Thursday, July 8, 2010

Vacations Are Not Relaxing

We slave away at our jobs, scrimp and save all year to go on that one or sometimes two week vacation. This is our chance to "get away from it all", to relax, travel, visit relatives, or just sit on the beach.

A lot of the time, we return more tired than when we left. Many times I've heard people say they need a vacation to recover from their vacation, or how glad they were to be back at work so they could get some rest. What happened to our relaxing vacation?

Travel. Travel is by far the biggest fatigue inducer. Whether you go by plane, train, or automobile, it generally involves sitting in a cramped position for a number of hours. Anyone who has ever thrown out his back will tell you that sitting is far more difficult than standing or lying down, since it puts all the weight on your tailbone. To combat this, break up your trip into manageable pieces that allow you to walk, stretch, or take a break from concentrating. Add a day on the end of your trip to rest at home and get back into your normal routine.

Sleep. Generally, on vacation you don't sleep well. Whether it is due to being in a strange bed that is harder or softer than your own, staying up later to visit with friends or relatives, or dealing with a new environment, sleep is one of the main casualties on vacation. Bringing your own pillows on vacation can help, as can that extra day at home on the end to sleep in your own bed.

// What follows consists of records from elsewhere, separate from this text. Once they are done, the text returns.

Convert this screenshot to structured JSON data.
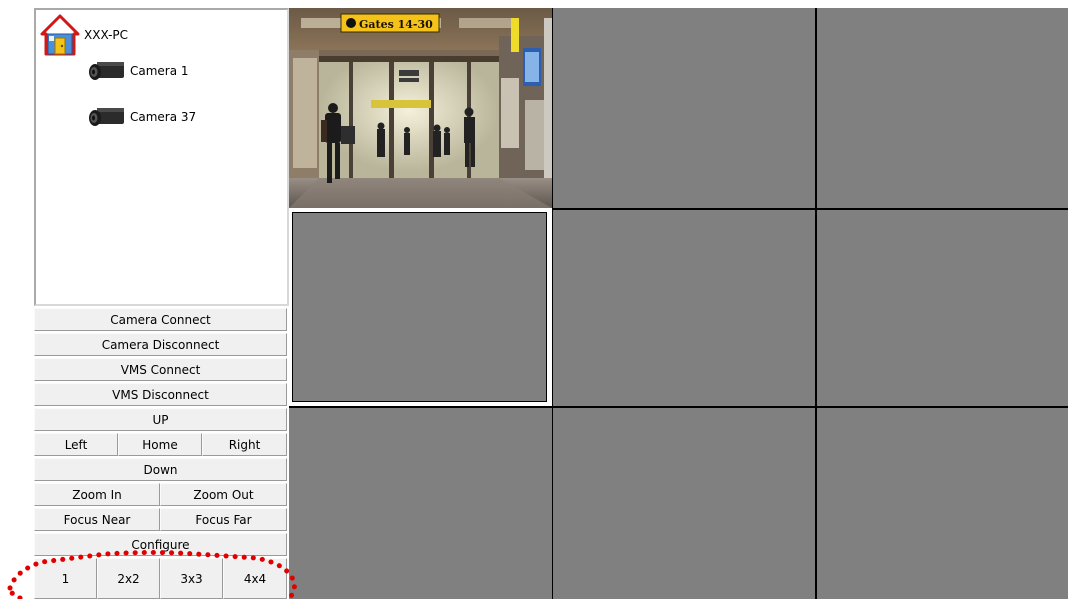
{
  "tree": {
    "root_label": "XXX-PC",
    "cameras": [
      "Camera 1",
      "Camera 37"
    ]
  },
  "controls": {
    "camera_connect": "Camera Connect",
    "camera_disconnect": "Camera Disconnect",
    "vms_connect": "VMS Connect",
    "vms_disconnect": "VMS Disconnect",
    "up": "UP",
    "left": "Left",
    "home": "Home",
    "right": "Right",
    "down": "Down",
    "zoom_in": "Zoom In",
    "zoom_out": "Zoom Out",
    "focus_near": "Focus Near",
    "focus_far": "Focus Far",
    "configure": "Configure"
  },
  "layouts": [
    "1",
    "2x2",
    "3x3",
    "4x4"
  ],
  "video": {
    "sign_text": "Gates 14-30"
  },
  "colors": {
    "empty_tile": "#808080",
    "annotation": "#e00000"
  }
}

Fun. Let's face it, we go on vacation to have fun. But fun has its price, and many of us overdo it in order to maximize our time away from home and work. Children are especially prone to overdosing on fun and excitement, because they don't know when to stop. They go full tilt until they drop from exhaustion. It's a good idea to schedule in some quiet or unstructured time during your vacation to spread out the fun. Having activity after activity is fun, but also taxing on mind and body.

Prayer. Did you take a vacation from God? Strangely, many of us forget to pray when we go away. The change in schedule has a lot to do with it, since we are taken out of our normal daily patterns. It takes a bit more effort to ensure God is included in our fun and vacations, but it should be normal and natural - and refreshing. We always pray for a safe journey before we leave the house, make sure there is a Church with Mass times where we are going, pray at all meals, and attempt morning and evening prayer from the Divine Office. The Nodlings like to take turns reading paragraphs from the Psalms when I can get them to sit still long enough.

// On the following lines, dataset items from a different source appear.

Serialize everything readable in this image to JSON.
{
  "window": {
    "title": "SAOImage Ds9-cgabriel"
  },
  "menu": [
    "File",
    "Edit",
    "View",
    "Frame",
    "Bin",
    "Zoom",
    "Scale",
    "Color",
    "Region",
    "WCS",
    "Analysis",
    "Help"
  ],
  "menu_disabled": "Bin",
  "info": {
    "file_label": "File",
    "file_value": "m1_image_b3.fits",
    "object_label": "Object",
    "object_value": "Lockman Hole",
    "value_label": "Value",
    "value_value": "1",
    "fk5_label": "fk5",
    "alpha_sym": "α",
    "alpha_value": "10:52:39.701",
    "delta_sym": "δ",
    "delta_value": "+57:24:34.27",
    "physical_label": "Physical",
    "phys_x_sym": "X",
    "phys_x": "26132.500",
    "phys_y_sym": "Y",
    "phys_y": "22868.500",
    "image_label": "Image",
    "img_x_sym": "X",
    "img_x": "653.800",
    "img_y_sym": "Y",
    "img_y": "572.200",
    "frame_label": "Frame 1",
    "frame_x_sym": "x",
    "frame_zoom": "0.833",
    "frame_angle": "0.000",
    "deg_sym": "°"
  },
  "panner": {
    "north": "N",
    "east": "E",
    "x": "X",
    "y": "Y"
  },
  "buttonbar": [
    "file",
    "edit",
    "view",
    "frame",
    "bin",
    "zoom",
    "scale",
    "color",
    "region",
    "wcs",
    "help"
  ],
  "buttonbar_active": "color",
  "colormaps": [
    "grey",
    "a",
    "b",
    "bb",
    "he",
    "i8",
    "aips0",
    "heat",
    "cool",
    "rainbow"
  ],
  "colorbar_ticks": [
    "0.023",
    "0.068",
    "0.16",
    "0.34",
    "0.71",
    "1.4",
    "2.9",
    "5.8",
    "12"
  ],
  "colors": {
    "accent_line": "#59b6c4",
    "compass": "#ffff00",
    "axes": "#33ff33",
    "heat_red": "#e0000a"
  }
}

Children. Kids are full tilt on vacation, which means that you as a parent on still "on". There is no vacation from kids, just parenting in a different location. If you have small children this can be a little stressful as you figure out how to keep them safe from hazards in this new location. I am forever counting heads as we go from place to place to make sure no one got accidentally left behind. Roping in aunts, uncles, and grandparents helps out here since they can "spell" you or at least help even out the adult/child ratio around things like boats, parking lots, cliffs, and Aunt Mabel's china dishes.

Don't get me wrong, I think vacations are wonderful. They provide a needed break from our work-a-day lives. They are opportunities for new and great experiences, time with our relatives, and a host of other things. But they are also there for contrast: after an exciting week of food, fun, and travel, it is a physical and psychological relief to come back to the familiar Home Sweet Home.


RAnn said...

Fun but tiring is the usual description of our vacations. We went to the beach last year, and while mom would have been happy to move from balcony chair to beach chair to water to bed to balcony chair....the kids and hubby thought we ought to DO something

kkollwitz said...

Unless we go to a local beach (S.C.) and do absolutely nothing, vacation is more work than work.

I don't really relax til I'm back at the office, where I have total control over my life.